University Gothenburg Logo Urinary incontinence occurring before middle age may be particularly common in women. It is believed that symptoms such as incontinence, overactive bladder and other lower urinary tract are triggered by factors like old age, excess weight, pregnancy, childbirth, stroke as well as other neurological disorders. A study of twins at the Sahlgrenska Academy and Karolinska Institutet now claims that genetic factors can explain half of people’s susceptibility to urinary incontinence.

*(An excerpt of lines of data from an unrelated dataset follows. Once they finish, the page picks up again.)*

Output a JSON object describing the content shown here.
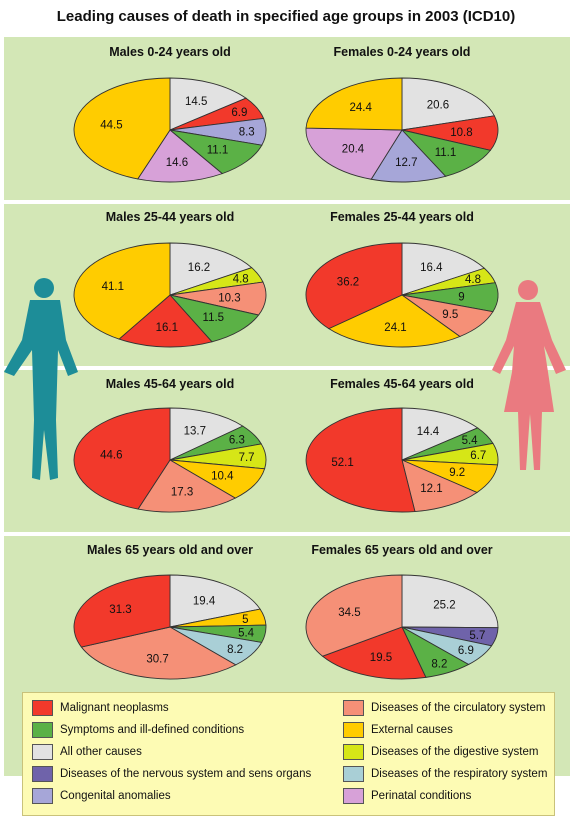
{
  "title": "Leading causes of death in specified age groups in 2003 (ICD10)",
  "colors": {
    "Malignant neoplasms": "#f2392b",
    "Diseases of the circulatory system": "#f59077",
    "Symptoms and ill-defined conditions": "#5bb146",
    "External causes": "#ffcc00",
    "All other causes": "#e2e2e2",
    "Diseases of the digestive system": "#d6e617",
    "Diseases of the nervous system and sens organs": "#6f63aa",
    "Diseases of the respiratory system": "#a9cfd6",
    "Congenital anomalies": "#a6a6d8",
    "Perinatal conditions": "#d7a1d8"
  },
  "legend": [
    "Malignant neoplasms",
    "Diseases of the circulatory system",
    "Symptoms and ill-defined conditions",
    "External causes",
    "All other causes",
    "Diseases of the digestive system",
    "Diseases of the nervous system and sens organs",
    "Diseases of the respiratory system",
    "Congenital anomalies",
    "Perinatal conditions"
  ],
  "chart_data": [
    {
      "type": "pie",
      "title": "Males 0-24 years old",
      "slices": [
        {
          "category": "All other causes",
          "value": 14.5
        },
        {
          "category": "Malignant neoplasms",
          "value": 6.9
        },
        {
          "category": "Congenital anomalies",
          "value": 8.3
        },
        {
          "category": "Symptoms and ill-defined conditions",
          "value": 11.1
        },
        {
          "category": "Perinatal conditions",
          "value": 14.6
        },
        {
          "category": "External causes",
          "value": 44.5
        }
      ]
    },
    {
      "type": "pie",
      "title": "Females 0-24 years old",
      "slices": [
        {
          "category": "All other causes",
          "value": 20.6
        },
        {
          "category": "Malignant neoplasms",
          "value": 10.8
        },
        {
          "category": "Symptoms and ill-defined conditions",
          "value": 11.1
        },
        {
          "category": "Congenital anomalies",
          "value": 12.7
        },
        {
          "category": "Perinatal conditions",
          "value": 20.4
        },
        {
          "category": "External causes",
          "value": 24.4
        }
      ]
    },
    {
      "type": "pie",
      "title": "Males 25-44 years old",
      "slices": [
        {
          "category": "All other causes",
          "value": 16.2
        },
        {
          "category": "Diseases of the digestive system",
          "value": 4.8
        },
        {
          "category": "Diseases of the circulatory system",
          "value": 10.3
        },
        {
          "category": "Symptoms and ill-defined conditions",
          "value": 11.5
        },
        {
          "category": "Malignant neoplasms",
          "value": 16.1
        },
        {
          "category": "External causes",
          "value": 41.1
        }
      ]
    },
    {
      "type": "pie",
      "title": "Females 25-44 years old",
      "slices": [
        {
          "category": "All other causes",
          "value": 16.4
        },
        {
          "category": "Diseases of the digestive system",
          "value": 4.8
        },
        {
          "category": "Symptoms and ill-defined conditions",
          "value": 9
        },
        {
          "category": "Diseases of the circulatory system",
          "value": 9.5
        },
        {
          "category": "External causes",
          "value": 24.1
        },
        {
          "category": "Malignant neoplasms",
          "value": 36.2
        }
      ]
    },
    {
      "type": "pie",
      "title": "Males 45-64 years old",
      "slices": [
        {
          "category": "All other causes",
          "value": 13.7
        },
        {
          "category": "Symptoms and ill-defined conditions",
          "value": 6.3
        },
        {
          "category": "Diseases of the digestive system",
          "value": 7.7
        },
        {
          "category": "External causes",
          "value": 10.4
        },
        {
          "category": "Diseases of the circulatory system",
          "value": 17.3
        },
        {
          "category": "Malignant neoplasms",
          "value": 44.6
        }
      ]
    },
    {
      "type": "pie",
      "title": "Females 45-64 years old",
      "slices": [
        {
          "category": "All other causes",
          "value": 14.4
        },
        {
          "category": "Symptoms and ill-defined conditions",
          "value": 5.4
        },
        {
          "category": "Diseases of the digestive system",
          "value": 6.7
        },
        {
          "category": "External causes",
          "value": 9.2
        },
        {
          "category": "Diseases of the circulatory system",
          "value": 12.1
        },
        {
          "category": "Malignant neoplasms",
          "value": 52.1
        }
      ]
    },
    {
      "type": "pie",
      "title": "Males 65 years old and over",
      "slices": [
        {
          "category": "All other causes",
          "value": 19.4
        },
        {
          "category": "External causes",
          "value": 5
        },
        {
          "category": "Symptoms and ill-defined conditions",
          "value": 5.4
        },
        {
          "category": "Diseases of the respiratory system",
          "value": 8.2
        },
        {
          "category": "Diseases of the circulatory system",
          "value": 30.7
        },
        {
          "category": "Malignant neoplasms",
          "value": 31.3
        }
      ]
    },
    {
      "type": "pie",
      "title": "Females 65 years old and over",
      "slices": [
        {
          "category": "All other causes",
          "value": 25.2
        },
        {
          "category": "Diseases of the nervous system and sens organs",
          "value": 5.7
        },
        {
          "category": "Diseases of the respiratory system",
          "value": 6.9
        },
        {
          "category": "Symptoms and ill-defined conditions",
          "value": 8.2
        },
        {
          "category": "Malignant neoplasms",
          "value": 19.5
        },
        {
          "category": "Diseases of the circulatory system",
          "value": 34.5
        }
      ]
    }
  ]
}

As a part of the study, investigators examined over 25,000 Swedish twins aged 20 to 46. Data on urinary incontinence, overactive bladder and other lower urinary tract symptoms was assayed through a statistical method that measures how much of the difference between people is due to genetic variation. The prevalence of these symptoms in identical twins with genetic variation was compared with non-identical twins, who share half of their genetic material. As a result, the relative significance of genetic and environmental factors was seemingly highlighted.

“With urinary incontinence, we saw that just over half of the variation (51 percent) can be explained by genetic factors. This doesn’t mean that half of all people with urinary incontinence inherit it from their parents, but that around 50 percent of people’s susceptibility to urinary incontinence can be explained by their genes,” shared gynecologist Anna Lena Wennberg, one of the researchers behind the study.

It then appeared that genes are extremely important for nocturia that is the need to get up in the night for urination. Around 34 percent subjects apparently had this genetic explanation for nocturia. There may a number of genes that combine with various environmental factors or cause disorders which, in turn, raise the risk of urinary incontinence.

The study was published online in the journal European Urology.